自殺志願者を募った池袋ホテル殺人 犯人が書いていた「自殺の脚本」の中身

 本人は「女性から殺してほしいと頼まれた。手で首を絞めた」と供述しているという。東京・池袋のホテルの客室で江東区南砂の無職、荒木ひろみさん(36)が殺害された事件。警視庁は9月18日、埼玉県入間市の大東文化大4年、北島瑞樹容疑者(22)を殺人の疑いで逮捕した。


自殺志願者を募った池袋ホテル殺人 犯人が書いていた「自殺の脚本」の中身

 警視庁担当記者の話。


「荒木さんは12日夕方、一緒に住む両親に『病院に行く』と告げて家を出た後、手足を縛られ、布団圧縮袋とシーツにくるまれた遺体となってホテルで見つかりました。目立った外傷はなく、わいせつ目的は確認されていない。防犯カメラにはキャリーケースを持った男の姿が映っており、捜査一課は周辺のカメラ映像をたどって北島を特定しました。袋などは事前にスーパーで購入し、殺害方法を携帯で検索した形跡もあり、計画的な犯行が疑われます」


“計画的”とは刑事裁判で多用される用語だが、それというのも、計画性は殺意の強度や怨念の度合いを指すとみられているからだ。


 だが今回、北島は荒木さんと初対面。
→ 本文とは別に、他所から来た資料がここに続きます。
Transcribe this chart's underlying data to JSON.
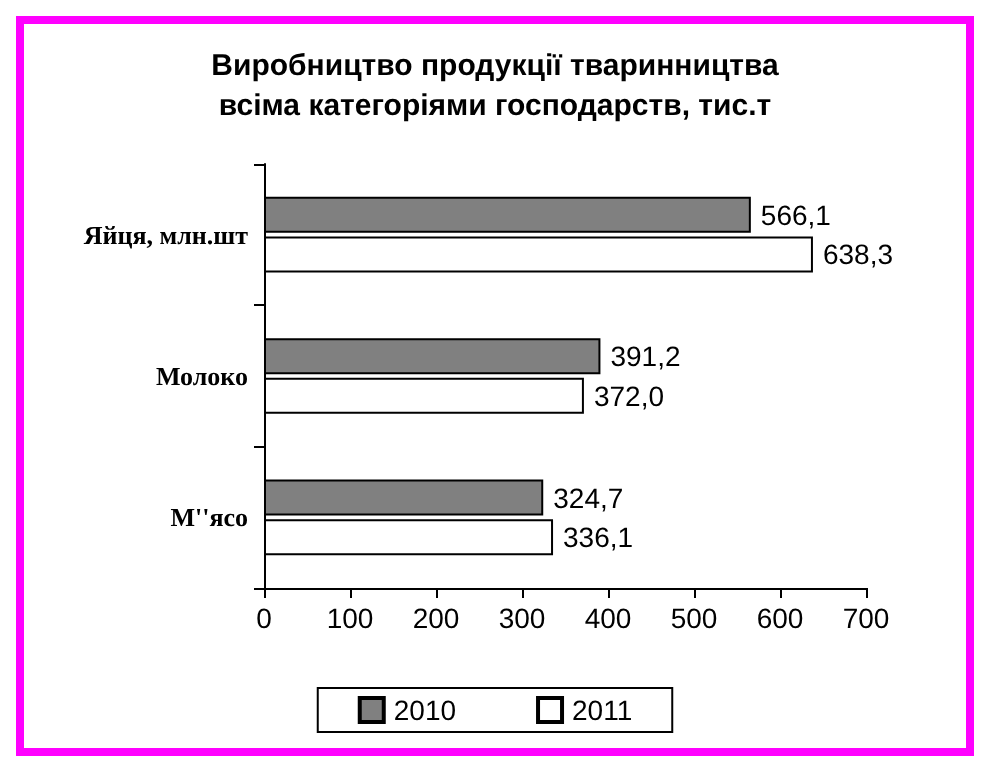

それでも男女をホテルの一室に落ち合わせたのは、ツイッターでのやり取りだった。


「北島はツイッターの複数のアカウントを持ち、自殺志願者を募っていた。そこに応募したとみられるのが荒木さんです。捜査一課が北島や荒木さんの携帯電話から削除されたデータを解析するなどした結果、判明しました」(同前)


 思い出されるのは2017年、ツイッターなどに自殺願望を書き込んだ9人の男女を「一緒に死のう」と誘い出して殺害した白石隆浩被告(28)の事件。「本当に死にたいという人は1人もいなかった」と言いながらも殺害を続けた白石の明確な動機は、いまだ謎だ。